The Kalras say their neighbour, Lt Colonel Ohri (retd), moved to Gurgaon after he fell seriously ill. Colonel Devesh Goel (retd), who doesn’t live too far from the Kalras, agrees. He has been trying to grow some flowering plants in his backyard in vain. “It seems the water from the drain has seeped into the groundwater and contaminated it to such an extent that no plants or flowers can grow in this soil. Only cactus and some pollution-resistant shrubs, like lemon, manage to survive,” says Goel (77), who retired as architect and town planner from military engineering services (MES) and moved to Arun Vihar in 2012 with his wife.
Solution known but not timeline
Kavita Jamil, vice-chairperson of Arun Vihar residents’ welfare association (AVRWA), says time and again, they have urged the Noida Authority to either cover the drain or install STPs to clean it. Jamil says in collaboration with the National Environment Engineering Research Institute (NEERI), the residents’ welfare association had decided to set up two in situ treatment plants – in situ or direct dosing water treatment involves mixing and dosing chemical reagents into the affected waterbody instead of pumping water for treatment through a water treatment plant – to clear the drain.
Stormwater drains cannot be covered, according to guidelines from the National Green Tribunal, which had also asked authorities to ensure they are cleaned up and no sewage enters them.
Manu Bhatnagar, an expert in environment planning associated with INTACH, says, “Natural stormwater drains are acting as substitutes for sewers because the authorities have not provided sewer systems. There was a case in NGT, ‘Maile se nirmal Yamuna’, in which the tribunal directed that no urban drains are to be covered or concretised. The solution is cleaning these drains and separating untreated wastewater. If a drain is covered, then it becomes like a gas pipeline, even more anaerobic. We need to work harder for a sustainable solution, not just put the problem out of sight (by covering it).”

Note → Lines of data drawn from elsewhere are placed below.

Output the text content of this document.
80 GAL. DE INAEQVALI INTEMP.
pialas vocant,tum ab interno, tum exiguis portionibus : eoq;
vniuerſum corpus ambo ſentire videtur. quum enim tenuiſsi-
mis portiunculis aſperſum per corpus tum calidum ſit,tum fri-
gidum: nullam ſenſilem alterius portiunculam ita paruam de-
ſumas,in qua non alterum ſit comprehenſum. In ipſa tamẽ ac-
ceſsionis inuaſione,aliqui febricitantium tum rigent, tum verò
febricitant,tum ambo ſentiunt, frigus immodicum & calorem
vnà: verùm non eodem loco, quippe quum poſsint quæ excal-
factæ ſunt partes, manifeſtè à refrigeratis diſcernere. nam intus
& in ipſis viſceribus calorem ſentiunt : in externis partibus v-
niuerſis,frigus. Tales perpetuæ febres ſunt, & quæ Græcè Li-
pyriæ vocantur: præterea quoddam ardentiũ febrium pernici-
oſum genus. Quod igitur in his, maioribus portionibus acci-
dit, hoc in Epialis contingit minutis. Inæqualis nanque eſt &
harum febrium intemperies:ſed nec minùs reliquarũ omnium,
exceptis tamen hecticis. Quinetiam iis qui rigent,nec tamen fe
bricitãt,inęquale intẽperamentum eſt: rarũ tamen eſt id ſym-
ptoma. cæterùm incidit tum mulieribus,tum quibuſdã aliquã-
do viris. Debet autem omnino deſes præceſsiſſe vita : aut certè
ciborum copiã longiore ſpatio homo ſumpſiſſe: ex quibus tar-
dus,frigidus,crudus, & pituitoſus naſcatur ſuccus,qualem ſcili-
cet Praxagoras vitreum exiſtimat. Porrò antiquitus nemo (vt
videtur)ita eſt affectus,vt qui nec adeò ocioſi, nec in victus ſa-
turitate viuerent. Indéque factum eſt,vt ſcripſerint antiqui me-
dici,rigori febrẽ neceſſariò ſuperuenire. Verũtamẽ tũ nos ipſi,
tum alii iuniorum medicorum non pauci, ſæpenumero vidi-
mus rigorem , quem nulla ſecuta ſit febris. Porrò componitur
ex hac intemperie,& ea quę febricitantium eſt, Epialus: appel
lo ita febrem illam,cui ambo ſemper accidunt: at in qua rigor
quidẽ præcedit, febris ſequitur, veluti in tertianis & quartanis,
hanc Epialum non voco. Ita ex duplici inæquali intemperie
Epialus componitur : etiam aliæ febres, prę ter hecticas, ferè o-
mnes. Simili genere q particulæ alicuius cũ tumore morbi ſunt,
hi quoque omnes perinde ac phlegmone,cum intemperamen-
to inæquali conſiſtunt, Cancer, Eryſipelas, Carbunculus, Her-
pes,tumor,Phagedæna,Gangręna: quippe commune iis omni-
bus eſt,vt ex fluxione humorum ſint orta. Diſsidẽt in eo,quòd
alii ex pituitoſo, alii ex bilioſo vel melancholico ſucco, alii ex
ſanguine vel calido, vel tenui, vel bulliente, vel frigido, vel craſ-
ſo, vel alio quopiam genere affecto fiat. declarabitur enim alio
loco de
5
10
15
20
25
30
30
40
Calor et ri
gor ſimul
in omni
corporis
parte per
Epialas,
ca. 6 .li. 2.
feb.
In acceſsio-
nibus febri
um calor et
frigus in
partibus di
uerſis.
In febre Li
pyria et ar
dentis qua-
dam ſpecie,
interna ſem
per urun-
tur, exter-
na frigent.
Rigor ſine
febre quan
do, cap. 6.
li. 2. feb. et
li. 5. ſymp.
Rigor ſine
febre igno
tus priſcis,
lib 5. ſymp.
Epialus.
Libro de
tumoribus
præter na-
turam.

“The Noida Authority has sanctioned a budget of Rs 16 crore for repairing and lining the walls of the drain. NEERI too has submitted the proposal to develop two in situ treatment plants,” Jamil says, adding just before the imposition of the model code of conduct, MP Mahesh Sharma and Noida MLA Pankaj Singh had helped move the file from the Noida Authority to the Comptroller and Auditor General (CAG) for clearance. “Any work above Rs 10 crore requires CAG clearance. We have been intimated that the file is awaited any day now from IIT-Delhi, where it has gone for technical clearance,” says Jamil.
A senior Noida Authority officer told TOI the drain isn’t uniformly shaped throughout its length and that too needs to be fixed. “The drain is damaged at some places, and at others, it’s sinking. For NEERI’s in situ treatment plant design, the drain needs to be shaped properly. It also needs channels. Currently, the drain has sludge underneath. To what extent that can be removed depends on the capacity of earthmovers,” said the officer, who spoke on the condition of anonymity.

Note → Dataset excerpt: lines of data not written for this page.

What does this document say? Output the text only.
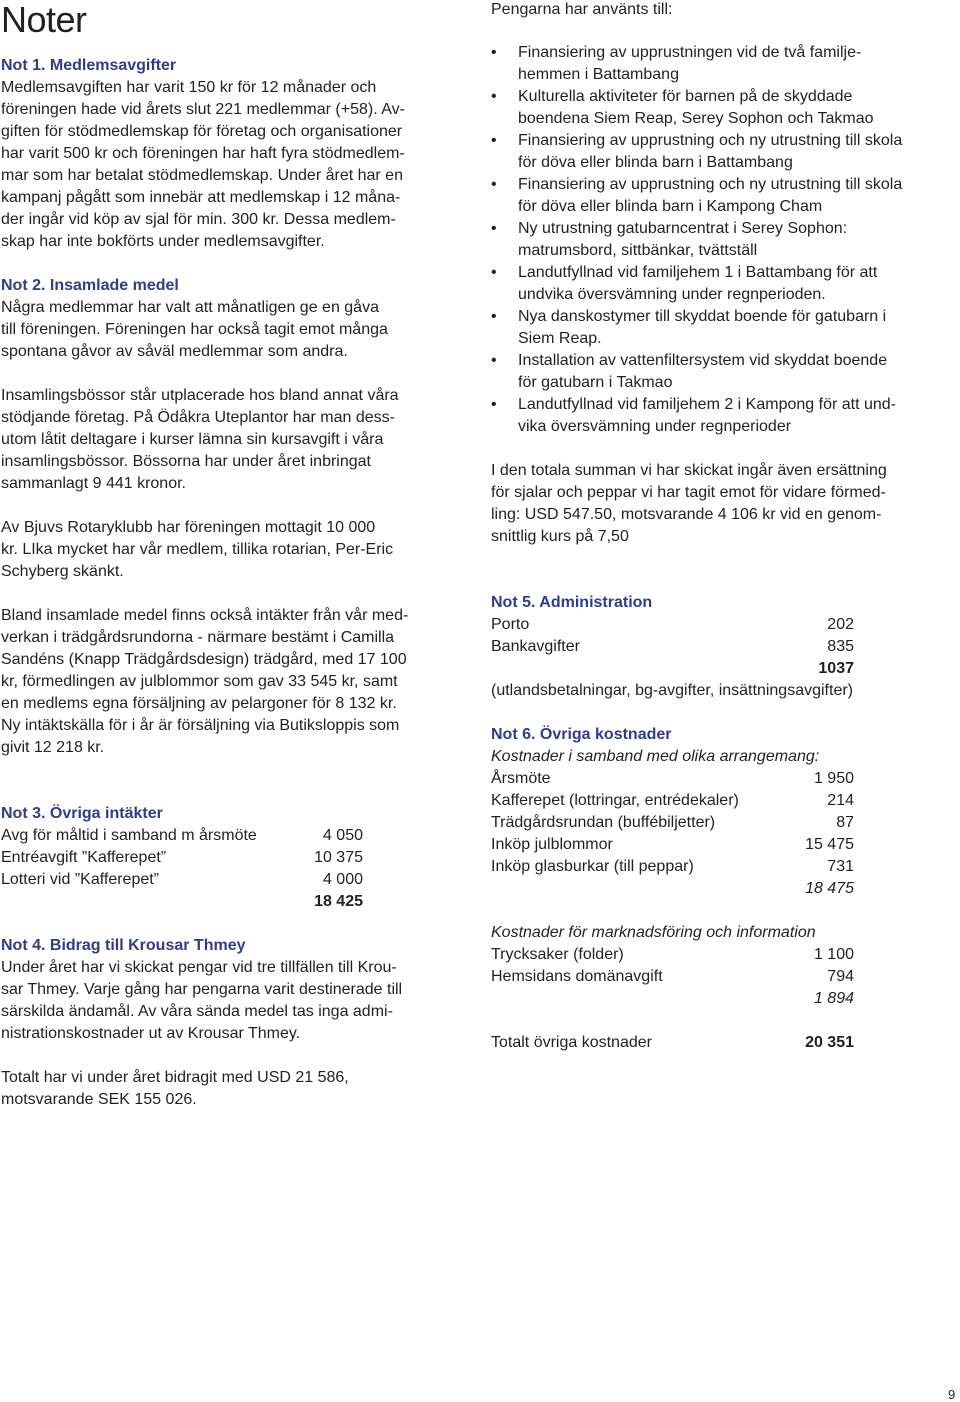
Noter
Not 1. Medlemsavgifter

Medlemsavgiften har varit 150 kr för 12 månader och

föreningen hade vid årets slut 221 medlemmar (+58). Av-

giften för stödmedlemskap för företag och organisationer

har varit 500 kr och föreningen har haft fyra stödmedlem-

mar som har betalat stödmedlemskap. Under året har en

kampanj pågått som innebär att medlemskap i 12 måna-

der ingår vid köp av sjal för min. 300 kr. Dessa medlem-

skap har inte bokförts under medlemsavgifter.

Not 2. Insamlade medel

Några medlemmar har valt att månatligen ge en gåva

till föreningen. Föreningen har också tagit emot många

spontana gåvor av såväl medlemmar som andra.

Insamlingsbössor står utplacerade hos bland annat våra

stödjande företag. På Ödåkra Uteplantor har man dess-

utom låtit deltagare i kurser lämna sin kursavgift i våra

insamlingsbössor. Bössorna har under året inbringat

sammanlagt 9 441 kronor.

Av Bjuvs Rotaryklubb har föreningen mottagit 10 000

kr. LIka mycket har vår medlem, tillika rotarian, Per-Eric

Schyberg skänkt.

Bland insamlade medel finns också intäkter från vår med-

verkan i trädgårdsrundorna - närmare bestämt i Camilla

Sandéns (Knapp Trädgårdsdesign) trädgård, med 17 100

kr, förmedlingen av julblommor som gav 33 545 kr, samt

en medlems egna försäljning av pelargoner för 8 132 kr.

Ny intäktskälla för i år är försäljning via Butiksloppis som

givit 12 218 kr.

Not 3. Övriga intäkter
Avg för måltid i samband m årsmöte	4 050
Entréavgift ”Kafferepet”	10 375
Lotteri vid ”Kafferepet”	4 000
	18 425
Not 4. Bidrag till Krousar Thmey

Under året har vi skickat pengar vid tre tillfällen till Krou-

sar Thmey. Varje gång har pengarna varit destinerade till

särskilda ändamål. Av våra sända medel tas inga admi-

nistrationskostnader ut av Krousar Thmey.

Totalt har vi under året bidragit med USD 21 586,

motsvarande SEK 155 026.

Pengarna har använts till:

• Finansiering av upprustningen vid de två familje-
hemmen i Battambang
• Kulturella aktiviteter för barnen på de skyddade
boendena Siem Reap, Serey Sophon och Takmao
• Finansiering av upprustning och ny utrustning till skola
för döva eller blinda barn i Battambang
• Finansiering av upprustning och ny utrustning till skola
för döva eller blinda barn i Kampong Cham
• Ny utrustning gatubarncentrat i Serey Sophon:
matrumsbord, sittbänkar, tvättställ
• Landutfyllnad vid familjehem 1 i Battambang för att
undvika översvämning under regnperioden.
• Nya danskostymer till skyddat boende för gatubarn i
Siem Reap.
• Installation av vattenfiltersystem vid skyddat boende
för gatubarn i Takmao
• Landutfyllnad vid familjehem 2 i Kampong för att und-
vika översvämning under regnperioder

I den totala summan vi har skickat ingår även ersättning

för sjalar och peppar vi har tagit emot för vidare förmed-

ling: USD 547.50, motsvarande 4 106 kr vid en genom-

snittlig kurs på 7,50

Not 5. Administration
Porto	202
Bankavgifter	835
	1037

(utlandsbetalningar, bg-avgifter, insättningsavgifter)

Not 6. Övriga kostnader

Kostnader i samband med olika arrangemang:

Årsmöte	1 950
Kafferepet (lottringar, entrédekaler)	214
Trädgårdsrundan (buffébiljetter)	87
Inköp julblommor	15 475
Inköp glasburkar (till peppar)	731
	18 475

Kostnader för marknadsföring och information

Trycksaker (folder)	1 100
Hemsidans domänavgift	794
	1 894
Totalt övriga kostnader	20 351
9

For a permanent solution, the officer added, the drain’s bed needs to be concretised with channels using V-notches- a thin-plate weir to obstruct open channel flow and allow water to flow over the notch upstream.
“Tendering work will start soon as we were waiting for the model code of conduct to be lifted,” the officer said.
The Noida Authority will float tenders after the technical clearance from IIT-Delhi. “NEERI has proposed an in-situ wetland at Arun Vihar drain, but before that, the structural design of the drain will be strengthened. Then, the wetland can be created at Sector 29,” said RP Singh, deputy general manager (water and sewer), Noida Authority.